La Terrasse

"La culture est une résistance à la distraction" Pasolini

Théâtre - Entretien

Thomas Quillardet

Thomas Quillardet - Critique sortie Théâtre
Légende : Thomas Quillardet Crédit photo : Mélina Vernant

Publié le 10 mars 2012 - N° 196

Aventure collective

Remarquable et singulier projet que celui de monter le récit de voyage Les Autonautes de la cosmoroute de Julio Cortazar et Carol Dunlop. Thomas Quillardet le met en scène et rapporte l’originale aventure du collectif Jackart/Mugiscué.

Ce texte de Julio Cortazar a une histoire bien particulière ?

Thomas Quillardet : En effet, Cortazar et sa femme étaient chacun atteints de maladie incurable quand ils se sont lancés en 1982 sur l’autoroute entre Paris et Marseille avec leur combi Volkswagen. Ils ont ainsi passé un mois d’un drôle de voyage, à s’arrêter deux fois par jour sur les parkings, et en ont tiré ce récit toujours en équilibre entre le jeu et la mort, où l’on passe son temps à faire semblant de ne pas attendre la mort.

Quelles sont les caractéristiques de ce texte ?

T.Q. : Cortazar était un écrivain engagé dans la vie et dans sa vie. Il n’avait aucun esprit de sérieux et se tenait loin de tout appareil critique. Libre et érudit, il voulait incarner une sorte d’avant-garde populaire. On peut le comparer à Pérec comme à Régine Desforges, tant il mélangeait les genres, s’intéressant aux “mauvais genres“, – il a même fait une B.D sur les vampires. Comme beaucoup d’écrivains d’Amérique du Sud, il faisait aussi jaillir le fantastique du réel, et dans ce texte drôle et poétique, la banalité des aires d’autoroute conduit à la rêverie.

 « Un hymne à la vie, à l’amour, et au temps dilaté. »

Ce n’est pas une œuvre écrite pour le théâtre ?

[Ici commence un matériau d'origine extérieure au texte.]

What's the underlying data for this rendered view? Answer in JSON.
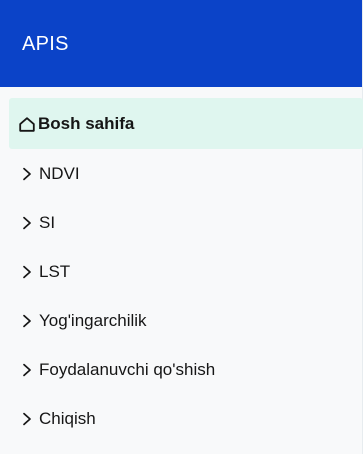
{
  "app": {
    "title": "APIS"
  },
  "sidebar": {
    "items": [
      {
        "label": "Bosh sahifa",
        "icon": "home-icon",
        "active": true
      },
      {
        "label": "NDVI",
        "icon": "chevron-right-icon"
      },
      {
        "label": "SI",
        "icon": "chevron-right-icon"
      },
      {
        "label": "LST",
        "icon": "chevron-right-icon"
      },
      {
        "label": "Yog'ingarchilik",
        "icon": "chevron-right-icon"
      },
      {
        "label": "Foydalanuvchi qo'shish",
        "icon": "chevron-right-icon"
      },
      {
        "label": "Chiqish",
        "icon": "chevron-right-icon"
      }
    ]
  },
  "colors": {
    "header": "#0b43c8",
    "active_background": "#dff6ef",
    "sidebar_background": "#f8f9fa",
    "text": "#161616"
  }
}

T.Q. : Non, ce qui pose des difficultés, mais est également ludique. Avec les comédiens de la troupe, nous sommes partis sur l’autoroute de Cortazar et Dunlop, pour refaire leur voyage en camping-car. Chacun devait adopter une posture d’explorateur et ramener des récits, croquis, sons, odeurs. Nous avons choisi de raconter leur voyage à travers notre filtre, de mêler texte original et résultats de ce voyage et de nos impros. La langue de Cortazar étant difficile à transposer pour le théâtre, cela pose la question de l’homogénéisation des niveaux de langue, puisqu’on tente de faire en sorte qu’on ne reconnaisse pas les auteurs de toutes les micro-histoires.

Qu’est-ce qui vous a poussé vers ce texte ?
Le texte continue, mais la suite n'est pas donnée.